Users then log on securely through a Web browser to view and analyze the data, as well as set alarms and alerts.

The wireless network is based on radios that implement the IEEE 802.15.4 standard for sensor networks. Many vendors then make use of the ZigBee network software layer, but Sensicast has written an alternative protocol designed specifically to be highly reliable in industrial and other harsh environments, says Gary Ambrosino, the company's CEO.

"Someone might drive a vehicle or move equipment in a plant, blacking direct radio connections," he says. "Our network [software] can reroute that sensor communications and control link through the mesh layer automatically."

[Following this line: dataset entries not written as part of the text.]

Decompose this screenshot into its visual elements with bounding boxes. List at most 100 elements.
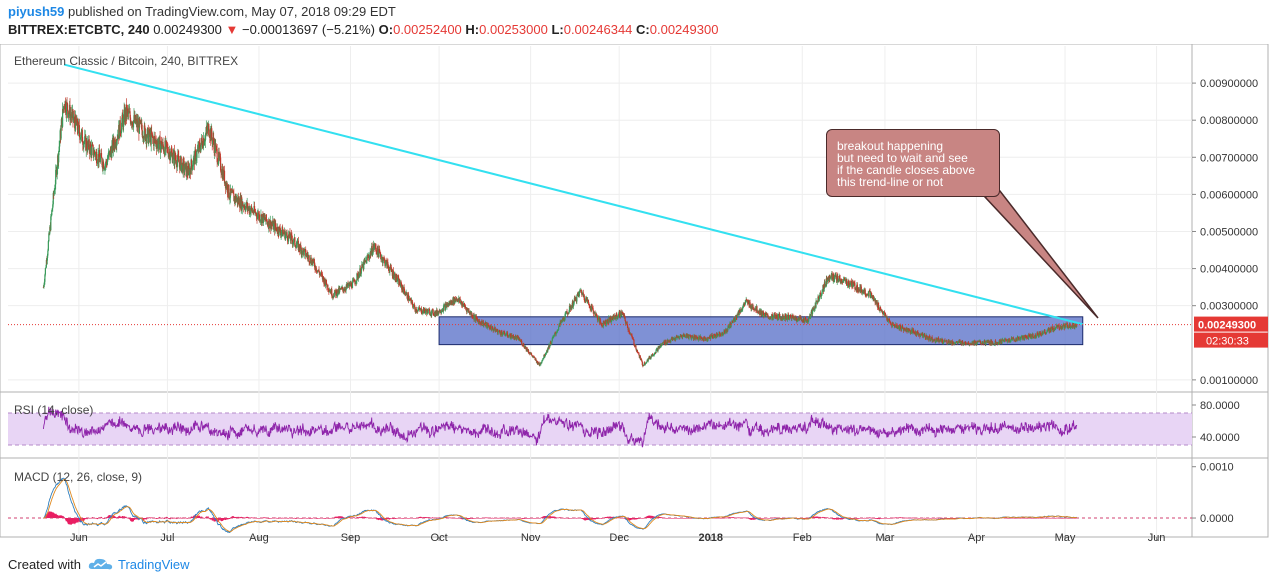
candle-body — [481, 320, 483, 326]
candle-body — [375, 244, 377, 248]
candle-body — [1040, 335, 1043, 336]
candle-body — [90, 144, 92, 148]
candle-body — [305, 249, 307, 257]
candle-body — [215, 145, 217, 147]
candle-body — [1028, 334, 1030, 339]
candle-body — [581, 293, 583, 295]
chart-canvas[interactable]: 0.009000000.008000000.007000000.00600000… — [0, 43, 1270, 548]
candle-body — [441, 310, 443, 312]
candle-body — [83, 143, 85, 148]
candle-body — [643, 365, 645, 366]
candle-body — [720, 334, 722, 336]
candle-body — [154, 136, 156, 138]
candle-body — [473, 316, 476, 320]
candle-body — [411, 301, 414, 306]
candle-body — [218, 151, 220, 158]
author-link[interactable]: piyush59 — [8, 4, 65, 19]
candle-body — [906, 330, 909, 332]
candle-body — [355, 282, 357, 284]
candle-body — [539, 363, 541, 366]
candle-body — [800, 316, 802, 319]
candle-body — [199, 143, 201, 149]
candle-body — [979, 340, 981, 343]
candle-body — [358, 273, 360, 278]
candle-body — [687, 334, 689, 338]
candle-body — [383, 258, 386, 260]
candle-body — [583, 295, 585, 300]
candle-body — [215, 145, 217, 153]
candle-body — [555, 332, 557, 335]
candle-body — [318, 269, 320, 273]
candle-body — [468, 310, 470, 313]
candle-body — [74, 115, 77, 131]
candle-body — [846, 284, 849, 286]
candle-body — [44, 274, 46, 282]
trend-line — [63, 63, 1084, 326]
candle-body — [820, 295, 822, 297]
candle-body — [985, 342, 987, 345]
candle-body — [698, 336, 700, 340]
candle-body — [820, 295, 823, 297]
candle-body — [721, 332, 724, 336]
candle-body — [111, 145, 113, 158]
candle-body — [1046, 331, 1048, 333]
candle-body — [54, 184, 56, 190]
candle-body — [303, 249, 305, 256]
candle-body — [749, 302, 751, 308]
candle-body — [276, 227, 278, 231]
candle-body — [837, 275, 839, 280]
candle-body — [414, 306, 416, 311]
candle-body — [1000, 339, 1002, 343]
candle-body — [712, 336, 714, 338]
candle-body — [1069, 323, 1071, 329]
candle-body — [98, 150, 101, 158]
candle-body — [679, 336, 681, 340]
candle-body — [942, 341, 945, 344]
candle-body — [501, 333, 504, 336]
candle-body — [42, 287, 45, 288]
candle-body — [1024, 334, 1026, 339]
candle-body — [290, 233, 293, 235]
candle-body — [744, 302, 746, 305]
candle-body — [229, 197, 231, 200]
candle-body — [400, 281, 402, 285]
candle-body — [894, 325, 896, 328]
candle-body — [491, 326, 493, 331]
candle-body — [366, 257, 368, 264]
candle-body — [165, 140, 167, 149]
chart-area[interactable]: 0.00900000 0.00800000 0.00700000 0.00600000… — [0, 43, 1270, 553]
candle-body — [823, 288, 825, 292]
candle-body — [645, 362, 647, 364]
candle-body — [849, 283, 852, 286]
candle-body — [1071, 326, 1073, 328]
candle-body — [746, 299, 748, 301]
candle-body — [844, 279, 847, 282]
candle-body — [47, 250, 49, 256]
candle-body — [617, 315, 619, 317]
candle-body — [45, 260, 47, 268]
candle-body — [807, 321, 809, 323]
candle-body — [1055, 327, 1057, 330]
candle-body — [827, 277, 829, 279]
candle-body — [188, 165, 190, 168]
candle-body — [135, 120, 137, 124]
candle-body — [741, 309, 743, 311]
candle-body — [139, 118, 141, 123]
candle-layer — [42, 97, 1078, 368]
candle-body — [935, 341, 937, 343]
trendline-layer — [8, 63, 1192, 326]
candle-body — [129, 111, 131, 118]
candle-body — [736, 313, 738, 318]
candle-body — [556, 330, 558, 333]
candle-body — [477, 320, 479, 322]
candle-body — [67, 113, 70, 118]
candle-body — [229, 188, 232, 198]
candle-body — [523, 343, 525, 347]
macd-histogram-bar — [126, 517, 128, 519]
candle-body — [71, 112, 73, 118]
candle-body — [861, 292, 863, 294]
candle-body — [251, 208, 253, 212]
candle-body — [893, 324, 895, 327]
candle-body — [178, 156, 180, 162]
candle-body — [169, 157, 171, 161]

In September, the company unveiled the SensiNet gateway. The appliance verifies that readings have actually taken place, keeps the data in time-stamped sequence, and then passes it via a battery of interfaces to back-end databases or applications. The initial interfaces include:

- Object Linking and Embedding for Process Control, a term mercifully and universally shortened to OPC, a Windows-based interoperability specification that defines a set of objects, interfaces and methods used by process control and manufacturing automation applications;

- ModBus, a widely used automation control interface;

- A collection of standard Web services interfaces including SOAP, ODBC and XML;

- And, a proprietary machine-to-machine interface to link the gateway with the new hosted application service.